I am looking for possible ways of random sampling in PostgreSQL. I found a couple of methods to do that with different advantages and disadvantages. The naive way to do that is:
select * from Table_Name
order by random()
limit 10;
Another faster method is:
select * from Table_Name
WHERE random() <= 0.01
order by random()
limit 10;
(Although that 0.01 depends on the table size and the sample size; this is just an example.)
In both of these queries a random number is generated for each row and sorted based on those random generated numbers. Then in the sorted numbers the first 10 are selected as the final result, so I think these should be sampling without replacement.
Now what I want to do is to somehow turn this sampling methods into sampling with replacement. How is that possible? Or is there any other random sampling method with replacement in PostgreSQL?
I have to say that I do have an idea how this might be possible but I don't know how to implement it in postgresql, Here is my idea:
If instead of generating one random value we generate S random values where S is the sample size,then order all of the random generated values,it will be sampling with replacement.(I don't know if I am right)
At this point I don't mind about the performance of the query.

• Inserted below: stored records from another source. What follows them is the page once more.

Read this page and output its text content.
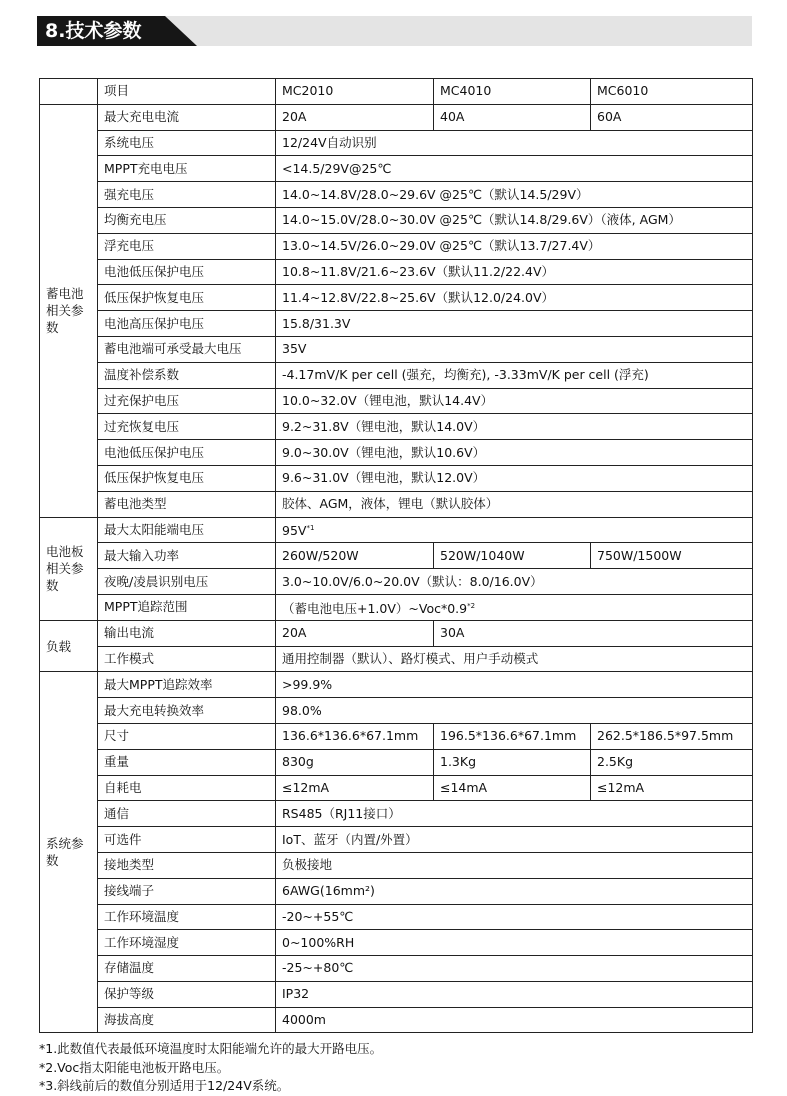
8.技术参数
	项目	MC2010	MC4010	MC6010
蓄电池相关参数	最大充电电流	20A	40A	60A
	系统电压	12/24V自动识别		
	MPPT充电电压	<14.5/29V@25℃		
	强充电压	14.0~14.8V/28.0~29.6V @25℃（默认14.5/29V）		
	均衡充电压	14.0~15.0V/28.0~30.0V @25℃（默认14.8/29.6V）（液体, AGM）		
	浮充电压	13.0~14.5V/26.0~29.0V @25℃（默认13.7/27.4V）		
	电池低压保护电压	10.8~11.8V/21.6~23.6V（默认11.2/22.4V）		
	低压保护恢复电压	11.4~12.8V/22.8~25.6V（默认12.0/24.0V）		
	电池高压保护电压	15.8/31.3V		
	蓄电池端可承受最大电压	35V		
	温度补偿系数	-4.17mV/K per cell (强充，均衡充), -3.33mV/K per cell (浮充)		
	过充保护电压	10.0~32.0V（锂电池，默认14.4V）		
	过充恢复电压	9.2~31.8V（锂电池，默认14.0V）		
	电池低压保护电压	9.0~30.0V（锂电池，默认10.6V）		
	低压保护恢复电压	9.6~31.0V（锂电池，默认12.0V）		
	蓄电池类型	胶体、AGM，液体，锂电（默认胶体）		
电池板相关参数	最大太阳能端电压	$95V^{*1}$
	最大输入功率	260W/520W	520W/1040W	750W/1500W
	夜晚/凌晨识别电压	3.0~10.0V/6.0~20.0V（默认：8.0/16.0V）		
	MPPT追踪范围	（蓄电池电压$+1.0V)\sim Voc*0.9^{*2}$
负载	输出电流	20A	30A	
	工作模式	通用控制器（默认）、路灯模式、用户手动模式		
系统参数	最大MPPT追踪效率	>99.9%		
	最大充电转换效率	98.0%		
	尺寸	136.6*136.6*67.1mm	196.5*136.6*67.1mm	262.5*186.5*97.5mm
	重量	830g	1.3Kg	2.5Kg
	自耗电	≤12mA	≤14mA	≤12mA
	通信	RS485（RJ11接口）		
	可选件	IoT、蓝牙（内置/外置）		
	接地类型	负极接地		
	接线端子	6AWG(16mm²)		
	工作环境温度	-20~+55℃		
	工作环境湿度	0~100%RH		
	存储温度	-25~+80℃		
	保护等级	IP32		
	海拔高度	4000m		
*1.此数值代表最低环境温度时太阳能端允许的最大开路电压。
*2.Voc指太阳能电池板开路电压。
*3.斜线前后的数值分别适用于12/24V系统。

This could be achieved by mapping the random values to row numbers. The same row could be sampled N times if it happens that the same corresponding random number comes out N times. Here's a CTE implementation:
with
rows as (select *,row_number() over() as rn from tablename order by random()),
w(num) as (select (random()*(select count(*) from rows))::int+1
from generate_series(1,10))
select rows.* from rows join w on rows.rn = w.num;